MA Writing for Script & Screen: reflective blog week 4

This week’s lecture, The History of Screenwriting focused on how screenwriting has developed and gave two examples from screenplays written in the 1950’s – On the Waterfront (1954 – dir. Elia Kazan, screenplay Budd Schulberg) and Sunset Boulevard (1950 – dir. Billy Wilder, screenplay Charles Brackett, Billy Wilder, D.M Marshman). Finnegan noted “There are noticeable differences in terms of their formatting, despite only being made four years apart.” – At the Crossing: Changing Perceptions, Technologies and Screenplay Functions in Contemporary Cinema (Finnegan, J. 2017).

Furthermore, we were asked to read the scenario of Le Voyage Dans La Lune (directed and written by Georges Méliès) and instructed to “Think about the logistics of film production in this period, and how the documentation reflects this. Compare this scenario to the documentation used by practitioners today. How has the shift in production practices affected our approaches to the craft of writing for the screen?”

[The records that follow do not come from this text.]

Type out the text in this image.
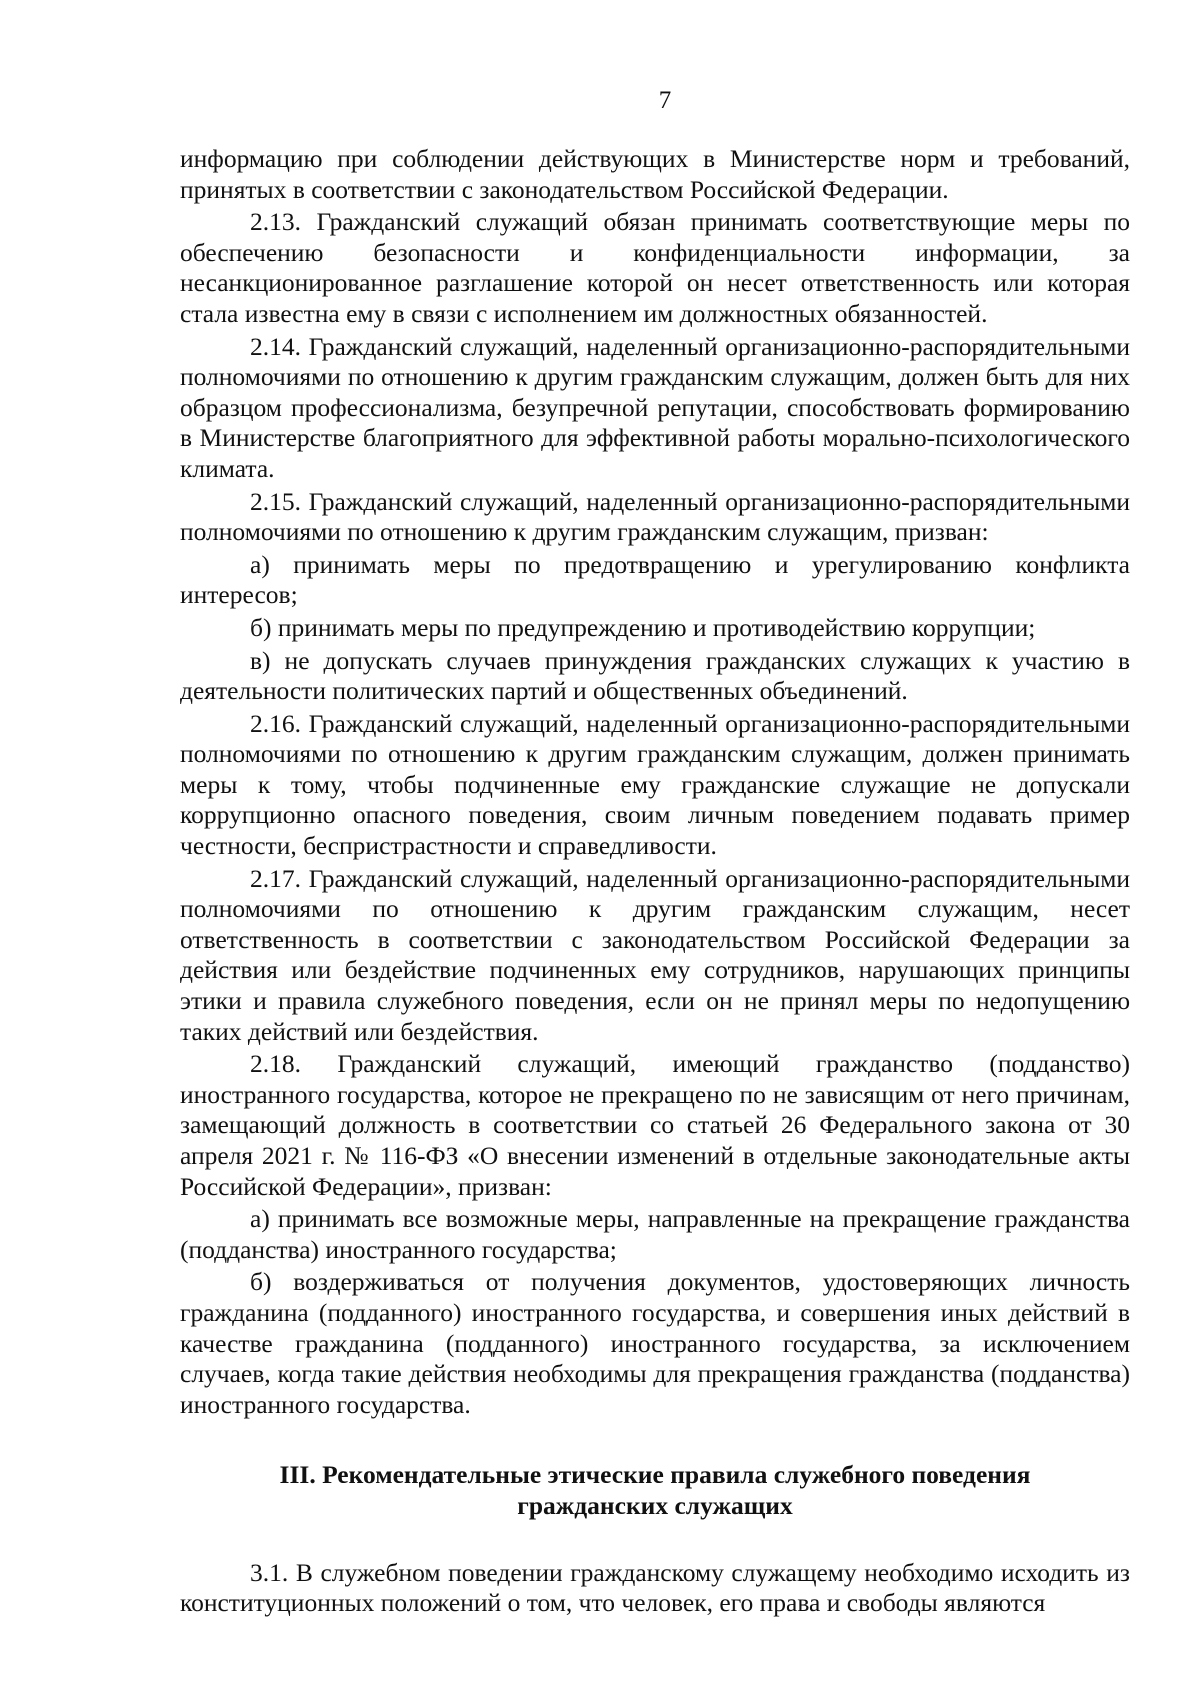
7

информацию при соблюдении действующих в Министерстве норм и требований, принятых в соответствии с законодательством Российской Федерации.

2.13. Гражданский служащий обязан принимать соответствующие меры по обеспечению безопасности и конфиденциальности информации, за несанкционированное разглашение которой он несет ответственность или которая стала известна ему в связи с исполнением им должностных обязанностей.

2.14. Гражданский служащий, наделенный организационно-распорядительными полномочиями по отношению к другим гражданским служащим, должен быть для них образцом профессионализма, безупречной репутации, способствовать формированию в Министерстве благоприятного для эффективной работы морально-психологического климата.

2.15. Гражданский служащий, наделенный организационно-распорядительными полномочиями по отношению к другим гражданским служащим, призван:

а) принимать меры по предотвращению и урегулированию конфликта интересов;

б) принимать меры по предупреждению и противодействию коррупции;

в) не допускать случаев принуждения гражданских служащих к участию в деятельности политических партий и общественных объединений.

2.16. Гражданский служащий, наделенный организационно-распорядительными полномочиями по отношению к другим гражданским служащим, должен принимать меры к тому, чтобы подчиненные ему гражданские служащие не допускали коррупционно опасного поведения, своим личным поведением подавать пример честности, беспристрастности и справедливости.

2.17. Гражданский служащий, наделенный организационно-распорядительными полномочиями по отношению к другим гражданским служащим, несет ответственность в соответствии с законодательством Российской Федерации за действия или бездействие подчиненных ему сотрудников, нарушающих принципы этики и правила служебного поведения, если он не принял меры по недопущению таких действий или бездействия.

2.18. Гражданский служащий, имеющий гражданство (подданство) иностранного государства, которое не прекращено по не зависящим от него причинам, замещающий должность в соответствии со статьей 26 Федерального закона от 30 апреля 2021 г. № 116-ФЗ «О внесении изменений в отдельные законодательные акты Российской Федерации», призван:

а) принимать все возможные меры, направленные на прекращение гражданства (подданства) иностранного государства;

б) воздерживаться от получения документов, удостоверяющих личность гражданина (подданного) иностранного государства, и совершения иных действий в качестве гражданина (подданного) иностранного государства, за исключением случаев, когда такие действия необходимы для прекращения гражданства (подданства) иностранного государства.

III. Рекомендательные этические правила служебного поведения гражданских служащих

3.1. В служебном поведении гражданскому служащему необходимо исходить из конституционных положений о том, что человек, его права и свободы являются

I noted that some of the scene headings used only nouns and others used verbs. Where verbs were used, this gave instruction to the crew and actors what would happen on set through improvisation. Where nouns, the function of the scene heading was to describe the set. Indeed, Melies would have taken the word scenario from its Latin meaning, meaning “that which is represented on stage.” In this sense, the scene headings serve the same function as modern format of screenplays i.e the NIGHT / DAY and INT / EXT simply serve to give instruction to the technical crew and logistics personnel on a film project for planning purposes. Finnegan notes “The scenario was, as the name suggests, a brief description given to the minimal crew of the time, but also a marketing tool used to attract audiences.” These readings certainly wet my appetite for further study in the history of the screenplay.

Finally, creative work was to develop the treatment for our short film and give peer feedback. My intention through feedback was to encourage and to steer my peers towards knowledge I have recently enjoyed gaining through reading John Yorke’s Into the Woods. By referring to Yorke’s work in feedback I was able to cement ideas I am attempting to assimilate and apply to my own work.